Für November zeichnen sich keine Abzüge beim Milchpreis ab. Der Milchmarkt steht jedoch weiterhin durch Corona, Brexit und steigenden Milchmengen unter Druck.
Für Oktober 2020 haben viele Molkereien den Auszahlungspreis leicht um 0,5 bis 1,0 Cent pro kg Milch erhöht. Die Grundpreise der Molkereien rangieren allerdings zwischen 28,95 Cent und 36 Cent pro kg. Mehr dazu bei uns hier: „Milchpreise im Oktober 2020 leicht gestiegen“
Doch wie werden sich der Markt und die Milcherzeugerpreise unter der zweiten Coronawelle, Brexit und saisonal steigendem Milchaufkommen in den nächsten Wochen entwickeln?
Wir gegen einen Überblick aus aktuellen Marktberichten und Einschätzungen der Molkereien.
Das Milchaufkommen steigt bald wieder. Die Nachfrage hat sich verschoben.
Die Milchanlieferungen an die Molkereien in Deutschland haben Mitte November 2020 ihr Jahrestief erreicht. In der 45. Woche erfassten die Molkereien 0,3 % weniger Milch als in der Vorwoche. Damit wurde die Vorjahreslinie um 0,6 % unterschritten. Ab jetzt ist wieder mit steigenden Milchmengen zurechnen. Bisher, Januar bis Oktober 2020, wurden 26,66 Mio. t Rohmilch erfasst, 0,5 % mehr als in der Vorjahresperiode.
Der Anfang November begonnene Teil-Lockdown hat am Milchmarkt erneut, aus dem Frühjahr 2020 bekannte, Verschiebungen bei der Nachfrage ausgelöst:
Der Lebensmitteleinzelhandel (LEH) ordert bei den Herstellen überdurchschnittlich viel Stückbutter, Käse und Frischmilchprodukte bei sehr guter Nachfrage.
Die Nachfrage aus Gastronomie und Außer-Haus-Verpflegung zeigt währenddessen große Schwächen. Es gibt Berichte über Kontraktverschiebungen und Stornierungen im Großverbrauchersegment.
Die Einbußen im Außer-Haus-Verbrauch seien aber bisher nicht so stark wie im ersten Lockdown. Insgesamt sei somit die Situation noch recht stabil.
Ein kompletter Ausgleich der im Food-Service wegbrechenden Absätze werde durch die erhöhten Verkäufe im LEH nur schwer zu realisieren sein, heißt es. Preisrückgänge bei einigen Milchprodukten sind bereits die Folge.
Die Preise bewegen sich noch verhältnismäßig stabil
Bisher, Mitte November 2020, halten sich die Märkte und Preise verhältnismäßig stabil (Stand: 18. November 2020).

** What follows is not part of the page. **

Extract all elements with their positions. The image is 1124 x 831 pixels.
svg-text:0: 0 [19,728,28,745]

Butter: Päckchenbutter wird sehr gut nachgefragt. Die Einkaufspreise für den LEH liegen entsprechend der zu November um 20 Cent gestiegenen Kontraktvereinbarungen bei 3,80 € bis 4,0 € pro kg. Blockbutter tendiert bei ruhiger Nachfrage schwächer (3,35 bis 3,50 €/kg). Am Großmarkt steigen die Notierungen für Industrierahm.
Käse: Die amtlichen Preisnotierungen für Käse (LEH-/Schnittware) halten sich bei sehr guter Nachfrage stabil. Es wird allerdings teils von uneinheitlicher Marktentwicklung berichtet. Im Großmarktsegment macht sich die eingebrochene Nachfrage bemerkbar: Die Preise für Cheddar, Mozzarella und Gouda im Block sowie geriebenen Emmentaler (EU-Ware) verringern sich an Spotmarkt und für das erste Quartal 2021 seit Ende Oktober merklich.

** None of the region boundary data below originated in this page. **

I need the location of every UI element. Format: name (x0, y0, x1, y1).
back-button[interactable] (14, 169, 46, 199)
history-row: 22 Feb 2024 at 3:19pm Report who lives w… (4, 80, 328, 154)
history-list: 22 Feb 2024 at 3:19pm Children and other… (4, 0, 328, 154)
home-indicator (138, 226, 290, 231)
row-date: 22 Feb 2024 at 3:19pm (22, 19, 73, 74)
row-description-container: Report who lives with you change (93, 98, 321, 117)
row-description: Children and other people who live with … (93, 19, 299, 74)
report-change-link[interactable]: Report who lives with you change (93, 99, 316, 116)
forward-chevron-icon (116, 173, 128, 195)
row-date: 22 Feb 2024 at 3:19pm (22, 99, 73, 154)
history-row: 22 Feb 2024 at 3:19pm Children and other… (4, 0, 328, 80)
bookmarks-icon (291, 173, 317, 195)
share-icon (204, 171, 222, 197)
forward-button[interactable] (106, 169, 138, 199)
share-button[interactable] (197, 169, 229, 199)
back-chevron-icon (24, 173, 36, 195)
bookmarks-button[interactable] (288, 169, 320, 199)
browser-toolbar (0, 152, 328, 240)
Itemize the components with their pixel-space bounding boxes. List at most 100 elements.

Frischmilchprodukte: Mit den neuen Halbjahreskontrakten wurden die Einkaufspreise für Trinkmilch durchschnittlich um 2 Cent je Liter gekürzt. Für die anderen Produkte der weißen Linie wurden mehr oder weniger unveränderte Preise vereinbart. Die neuen, ab November gültigen, Preisabschlüsse mit dem LEH für Frischmilchprodukte sowie die für Butter sind nach Ansicht von Marktbeobachtern kein Grund zur Änderung bei den Milcherzeugerpreisen.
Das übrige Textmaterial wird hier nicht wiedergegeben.